How to Build an MLB Prediction Model in Python (ELO + Starting Pitcher Features)
MLB prediction is different from every other major sport. Games are played nearly every day, the season is 162 games long, home-field advantage is tiny, and the single biggest game-by-game variable is who's pitching — not how good the team is overall. A correctly tuned MLB prediction model has to reflect all four of those differences or it will produce numbers that look right on paper and lose money every time.
This guide walks through a production-grade MLB win-probability pipeline in Python — ELO tuned for baseball's 162-game season, starting pitcher features (ERA, WHIP, K/9 differentials), pre-game probability calibration, and a playoff backtest harness that runs against any past postseason bracket.
What You'll Build
- A Python data pipeline that pulls ESPN MLB game data for any regular season
- An MLB-tuned ELO system (K=4, HFA=24 — much smaller than football or basketball)
- A starting pitcher feature pipeline that joins ERA, WHIP, and K/9 differentials for the scheduled starters
- A pre-game win-probability function that combines ELO and SP features
- A postseason backtest harness with no look-ahead bias
- An ECE (Expected Calibration Error) measurement so you know whether your probabilities are honest
Python 3.11+. Dependencies: pandas, numpy, xgboost, scikit-learn, requests.

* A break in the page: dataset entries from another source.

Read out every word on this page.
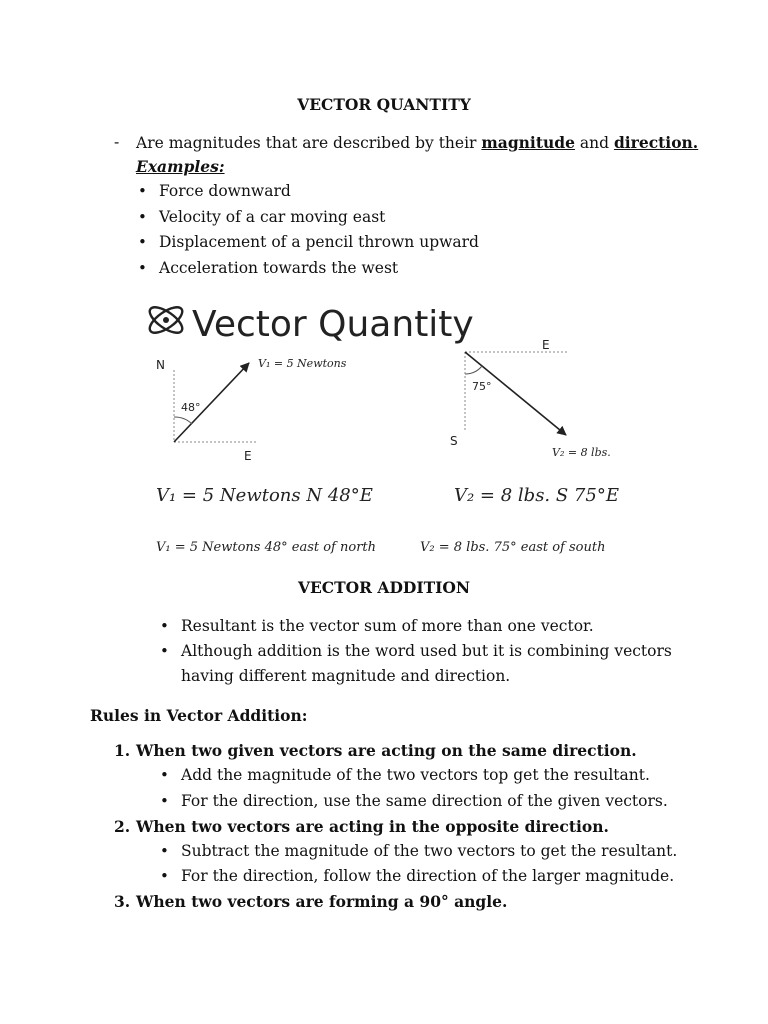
VECTOR QUANTITY
- Are magnitudes that are described by their magnitude and direction.
Examples:
• Force downward
• Velocity of a car moving east
• Displacement of a pencil thrown upward
• Acceleration towards the west
Vector Quantity
N
E
48°
V₁ = 5 Newtons
E
S
75°
V₂ = 8 lbs.
V₁ = 5 Newtons N 48°E	V₂ = 8 lbs. S 75°E
V₁ = 5 Newtons 48° east of north	V₂ = 8 lbs. 75° east of south
VECTOR ADDITION
• Resultant is the vector sum of more than one vector.
• Although addition is the word used but it is combining vectors
having different magnitude and direction.
Rules in Vector Addition:
1. When two given vectors are acting on the same direction.
• Add the magnitude of the two vectors top get the resultant.
• For the direction, use the same direction of the given vectors.
2. When two vectors are acting in the opposite direction.
• Subtract the magnitude of the two vectors to get the resultant.
• For the direction, follow the direction of the larger magnitude.
3. When two vectors are forming a 90° angle.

Step 1: Pull ESPN MLB Data
import requests, pandas as pd
from datetime import date, timedelta
def fetch_mlb_games(date_yyyymmdd: str) -> list[dict]:
"""Pull every MLB game for a given date with final scores."""
url = "https://site.api.espn.com/apis/site/v2/sports/baseball/mlb/scoreboard"
r = requests.get(url, params={"dates": date_yyyymmdd, "limit": 30}, timeout=20)
r.raise_for_status()
out = []
for ev in r.json().get("events", []):
comp = ev["competitions"][0]
home = next(t for t in comp["competitors"] if t["homeAway"] == "home")
away = next(t for t in comp["competitors"] if t["homeAway"] == "away")
if not (home.get("winner") or away.get("winner")):
continue
# Pull starting pitcher info from leaders or probables
home_sp = _extract_starting_pitcher(home)
away_sp = _extract_starting_pitcher(away)
out.append({
"game_id": int(ev["id"]),
"date": date_yyyymmdd,
"home_team": home["team"]["abbreviation"],
"away_team": away["team"]["abbreviation"],
"home_score": int(home.get("score", 0) or 0),
"away_score": int(away.get("score", 0) or 0),
"home_won": int(home.get("winner", False)),
"home_sp": home_sp,
"away_sp": away_sp,
"season_type": ev.get("season", {}).get("type"),
})
return out
def _extract_starting_pitcher(team_comp: dict) -> str | None:
"""ESPN embeds starting pitcher in probables or leaders — check both."""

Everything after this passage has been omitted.